Mr Schreiner’s evidence expanded beyond this, to explanations for the the Lords of how coding “would generally begin three to five minutes after the arrival of the baggage at V3,” and that “luggage was always delivered from one flight only” at any given time. The basis for these points must be taken on the man’s word, but they help simplify the Prosecution’s case. Station 206 at 13:04-13:10 means KM180 baggage and nothing else. Simple common sense would dictate a breach of this standard MO is at least possible. A stronger retort was published in Time magazine in 1992, relating a FBI memo following a look at the airport’s records and methods:
On a guided tour of the baggage area in September 1989, it was disclosed, detective inspector Watson McAteer of the Scottish police and FBI special agent Lawrence G. Whitaker "observed an individual approach Coding Station 206 with a single piece of luggage, place the luggage in a luggage container, encode a destination into the computer and leave without making any notation on a duty sheet." This convinced the two investigators that a rogue suitcase could have been "sent to Pan Am 103 either before or after the unloading of Air Malta 180."

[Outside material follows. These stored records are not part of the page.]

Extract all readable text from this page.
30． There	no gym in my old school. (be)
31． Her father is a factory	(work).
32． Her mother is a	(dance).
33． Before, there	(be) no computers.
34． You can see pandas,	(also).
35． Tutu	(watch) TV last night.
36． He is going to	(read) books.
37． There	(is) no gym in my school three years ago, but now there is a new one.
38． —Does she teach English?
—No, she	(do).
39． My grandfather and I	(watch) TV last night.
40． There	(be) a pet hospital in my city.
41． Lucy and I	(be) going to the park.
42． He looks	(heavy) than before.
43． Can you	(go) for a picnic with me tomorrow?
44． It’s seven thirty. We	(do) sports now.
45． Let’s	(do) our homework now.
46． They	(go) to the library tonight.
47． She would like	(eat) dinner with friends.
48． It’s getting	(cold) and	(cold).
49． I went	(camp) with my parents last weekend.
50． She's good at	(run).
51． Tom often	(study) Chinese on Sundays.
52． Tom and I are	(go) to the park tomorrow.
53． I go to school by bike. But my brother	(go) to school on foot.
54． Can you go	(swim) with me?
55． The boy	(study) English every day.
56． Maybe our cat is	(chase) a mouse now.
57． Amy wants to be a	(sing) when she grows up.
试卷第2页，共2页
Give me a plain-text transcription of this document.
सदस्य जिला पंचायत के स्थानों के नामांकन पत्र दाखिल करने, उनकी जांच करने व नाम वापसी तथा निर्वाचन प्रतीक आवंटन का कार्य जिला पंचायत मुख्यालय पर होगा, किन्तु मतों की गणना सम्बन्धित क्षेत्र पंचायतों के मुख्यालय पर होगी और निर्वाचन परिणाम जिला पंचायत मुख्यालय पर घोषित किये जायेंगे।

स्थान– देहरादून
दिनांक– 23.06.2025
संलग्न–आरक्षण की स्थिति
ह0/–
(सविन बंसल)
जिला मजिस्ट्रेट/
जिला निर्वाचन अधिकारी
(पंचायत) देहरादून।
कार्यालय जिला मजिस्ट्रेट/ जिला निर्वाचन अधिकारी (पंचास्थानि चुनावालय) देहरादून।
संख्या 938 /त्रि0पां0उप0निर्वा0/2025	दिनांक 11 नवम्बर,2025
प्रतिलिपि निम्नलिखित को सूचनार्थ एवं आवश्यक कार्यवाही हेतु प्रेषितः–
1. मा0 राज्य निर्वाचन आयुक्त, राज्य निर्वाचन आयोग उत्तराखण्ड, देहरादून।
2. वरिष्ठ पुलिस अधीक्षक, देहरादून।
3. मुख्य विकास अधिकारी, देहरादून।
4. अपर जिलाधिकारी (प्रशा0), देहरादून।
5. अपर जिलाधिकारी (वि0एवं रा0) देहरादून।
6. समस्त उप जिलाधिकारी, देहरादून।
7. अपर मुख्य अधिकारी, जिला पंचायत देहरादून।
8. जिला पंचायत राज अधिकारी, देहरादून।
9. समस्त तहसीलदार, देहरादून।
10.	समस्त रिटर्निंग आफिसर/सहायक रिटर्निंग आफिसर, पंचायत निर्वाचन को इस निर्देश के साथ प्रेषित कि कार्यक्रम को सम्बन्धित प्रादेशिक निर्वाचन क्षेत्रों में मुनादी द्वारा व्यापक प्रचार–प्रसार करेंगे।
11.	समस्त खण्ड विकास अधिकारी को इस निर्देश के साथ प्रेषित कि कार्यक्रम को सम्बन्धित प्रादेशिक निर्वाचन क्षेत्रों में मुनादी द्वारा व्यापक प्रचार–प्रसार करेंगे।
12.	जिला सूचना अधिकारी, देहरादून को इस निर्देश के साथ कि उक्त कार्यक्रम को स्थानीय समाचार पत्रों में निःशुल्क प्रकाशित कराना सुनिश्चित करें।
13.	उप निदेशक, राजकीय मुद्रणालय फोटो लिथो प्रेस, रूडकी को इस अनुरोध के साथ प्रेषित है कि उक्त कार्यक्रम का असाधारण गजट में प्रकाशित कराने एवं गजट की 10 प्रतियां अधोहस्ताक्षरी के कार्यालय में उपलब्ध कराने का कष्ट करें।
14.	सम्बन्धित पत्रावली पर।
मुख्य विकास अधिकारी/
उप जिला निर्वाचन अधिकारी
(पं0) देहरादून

This bag would thus appear to investigators to have been part of whatever planeload they were coding there at the time. The same could be at work with our item 8849. The conclusion of this report, sent back to Washington: “"There remains the possibility that no luggage was transferred from Air Malta 180 to Pan Am 103."
The degree of correlation between coding time and flight number is certainly higher than zero and less than 100%, and debatable from there.